LSASS and High CPU Usage

Our high CPU utilization of LSASS and slow response times was caused by a poor implementation of user impersonation.

We've been load testing one of our in-house API's trying to find the cause of the slow response times. By slow, I mean 45+ seconds to complete the request.

After a lot of digging, logging, and optimizing of our code to trim everything we could, we were able to knock off about 1 second. At the same time, we did the optimizing of the code we had control over we put in a timer around the calls to code we don't have control over. This pointed us in the direction of the problem.

The problem was the calls out to our underlying document storage system. That system, when under anything more than about 10 concurrent sessions would plummet, taking upwards of 30 to 90+ seconds to complete any given request.

While testing we were monitoring that server and noticed that LSASS.exe was taking up almost 80% CPU. LSASS is the Local Security Authority Subsystem Service and is responsible for authenticating domain user logins.
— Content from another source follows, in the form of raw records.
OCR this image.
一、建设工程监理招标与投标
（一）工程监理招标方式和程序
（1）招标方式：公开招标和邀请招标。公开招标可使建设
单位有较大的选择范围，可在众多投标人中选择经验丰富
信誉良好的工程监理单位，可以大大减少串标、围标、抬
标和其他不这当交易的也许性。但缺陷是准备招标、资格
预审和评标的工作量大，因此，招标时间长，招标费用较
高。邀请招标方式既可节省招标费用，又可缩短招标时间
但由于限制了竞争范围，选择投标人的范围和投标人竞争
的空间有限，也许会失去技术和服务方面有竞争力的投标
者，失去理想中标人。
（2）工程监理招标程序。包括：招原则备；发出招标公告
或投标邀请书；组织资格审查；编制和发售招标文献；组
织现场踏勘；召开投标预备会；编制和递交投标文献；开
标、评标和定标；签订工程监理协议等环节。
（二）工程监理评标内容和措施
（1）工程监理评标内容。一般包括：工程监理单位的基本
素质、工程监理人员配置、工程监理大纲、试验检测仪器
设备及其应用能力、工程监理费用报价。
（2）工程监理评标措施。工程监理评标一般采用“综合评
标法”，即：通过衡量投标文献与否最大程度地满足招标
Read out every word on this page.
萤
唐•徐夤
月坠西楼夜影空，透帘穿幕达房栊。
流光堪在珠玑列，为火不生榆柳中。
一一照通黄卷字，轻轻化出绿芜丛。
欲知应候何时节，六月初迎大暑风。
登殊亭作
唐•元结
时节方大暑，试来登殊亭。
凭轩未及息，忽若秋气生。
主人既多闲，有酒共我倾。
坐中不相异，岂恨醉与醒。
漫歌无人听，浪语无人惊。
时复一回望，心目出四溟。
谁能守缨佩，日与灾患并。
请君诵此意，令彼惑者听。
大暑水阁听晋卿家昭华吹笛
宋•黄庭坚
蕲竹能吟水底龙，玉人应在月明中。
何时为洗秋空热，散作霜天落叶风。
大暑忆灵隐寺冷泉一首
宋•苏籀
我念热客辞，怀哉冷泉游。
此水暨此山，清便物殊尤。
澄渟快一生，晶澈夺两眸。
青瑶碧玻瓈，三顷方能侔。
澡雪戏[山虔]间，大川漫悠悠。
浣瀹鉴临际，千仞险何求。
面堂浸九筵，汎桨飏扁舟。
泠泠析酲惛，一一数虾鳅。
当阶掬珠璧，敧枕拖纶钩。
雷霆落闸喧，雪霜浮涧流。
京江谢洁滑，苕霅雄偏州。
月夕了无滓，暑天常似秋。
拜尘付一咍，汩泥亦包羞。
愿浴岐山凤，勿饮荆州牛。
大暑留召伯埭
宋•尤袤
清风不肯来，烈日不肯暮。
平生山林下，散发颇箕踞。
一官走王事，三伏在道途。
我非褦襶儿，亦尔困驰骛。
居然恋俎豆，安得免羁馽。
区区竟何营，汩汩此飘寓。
We also knew that the document system was doing user impersonation to access network resources like it's underlying storage array. This system is a bit of a black box where we can see little bits and pieces but not much.
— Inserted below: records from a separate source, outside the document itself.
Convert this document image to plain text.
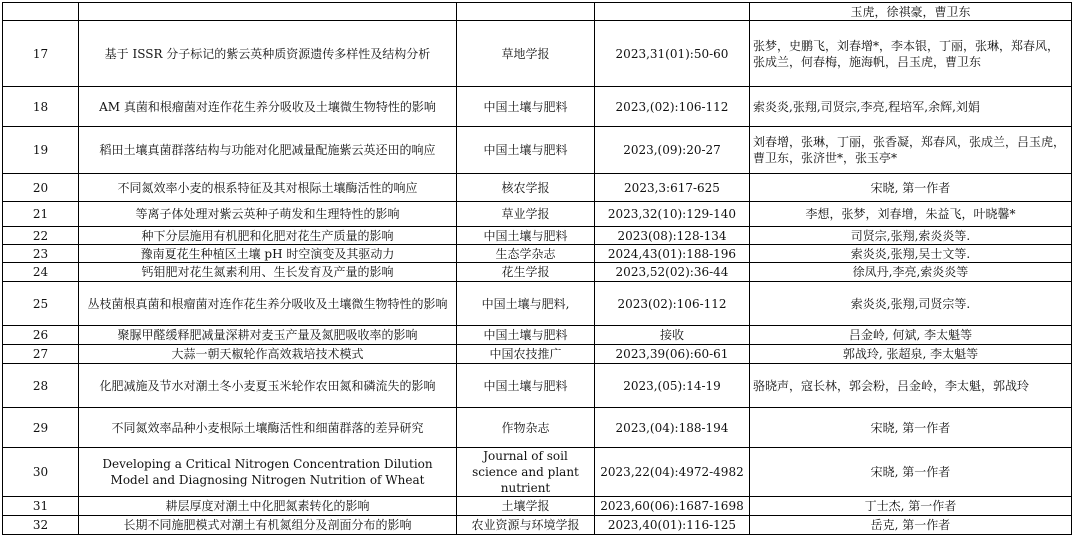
				玉虎，徐祺豪，曹卫东
17	基于 ISSR 分子标记的紫云英种质资源遗传多样性及结构分析	草地学报	2023,31(01):50-60	张梦，史鹏飞，刘春增*，李本银，丁丽，张琳，郑春风，张成兰，何春梅，施海帆，吕玉虎，曹卫东
18	AM 真菌和根瘤菌对连作花生养分吸收及土壤微生物特性的影响	中国土壤与肥料	2023,(02):106-112	索炎炎,张翔,司贤宗,李亮,程培军,余辉,刘娟
19	稻田土壤真菌群落结构与功能对化肥减量配施紫云英还田的响应	中国土壤与肥料	2023,(09):20-27	刘春增，张琳，丁丽，张香凝，郑春风，张成兰，吕玉虎，曹卫东，张济世*，张玉亭*
20	不同氮效率小麦的根系特征及其对根际土壤酶活性的响应	核农学报	2023,3:617-625	宋晓, 第一作者
21	等离子体处理对紫云英种子萌发和生理特性的影响	草业学报	2023,32(10):129-140	李想，张梦，刘春增，朱益飞，叶晓馨*
22	种下分层施用有机肥和化肥对花生产质量的影响	中国土壤与肥料	2023(08):128-134	司贤宗,张翔,索炎炎等.
23	豫南夏花生种植区土壤 pH 时空演变及其驱动力	生态学杂志	2024,43(01):188-196	索炎炎,张翔,吴士文等.
24	钙钼肥对花生氮素利用、生长发育及产量的影响	花生学报	2023,52(02):36-44	徐凤丹,李亮,索炎炎等
25	丛枝菌根真菌和根瘤菌对连作花生养分吸收及土壤微生物特性的影响	中国土壤与肥料,	2023(02):106-112	索炎炎,张翔,司贤宗等.
26	聚脲甲醛缓释肥减量深耕对麦玉产量及氮肥吸收率的影响	中国土壤与肥料	接收	吕金岭, 何斌, 李太魁等
27	大蒜一朝天椒轮作高效栽培技术模式	中国农技推广	2023,39(06):60-61	郭战玲, 张超泉, 李太魁等
28	化肥减施及节水对潮土冬小麦夏玉米轮作农田氮和磷流失的影响	中国土壤与肥料	2023,(05):14-19	骆晓声，寇长林，郭会粉，吕金岭，李太魁，郭战玲
29	不同氮效率品种小麦根际土壤酶活性和细菌群落的差异研究	作物杂志	2023,(04):188-194	宋晓, 第一作者
30	Developing a Critical Nitrogen Concentration Dilution Model and Diagnosing Nitrogen Nutrition of Wheat	Journal of soil science and plant nutrient	2023,22(04):4972-4982	宋晓, 第一作者
31	耕层厚度对潮土中化肥氮素转化的影响	土壤学报	2023,60(06):1687-1698	丁士杰, 第一作者
32	长期不同施肥模式对潮土有机氮组分及剖面分布的影响	农业资源与环境学报	2023,40(01):116-125	岳克, 第一作者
We were now confident that we were narrowing down the problem, something to do with the way our document system handles user impersonation.

Thankfully, one of the developers who worked on the REST API moved from the company that developed the software to the consulting company that we used to maintain it. After discussing our findings with him, he confirmed our findings. He then gave us the solution to disabling impersonation in their software, so we could just run the application pool as the correct user.

When we removed the impersonation, we were handling 25 concurrent sessions within just under half a second. Just for kicks, we tried 100, each request completed in right around 3 seconds.

So, long story short. Our high CPU utilization of LSASS and slow response times was caused by a poor implementation of user impersonation.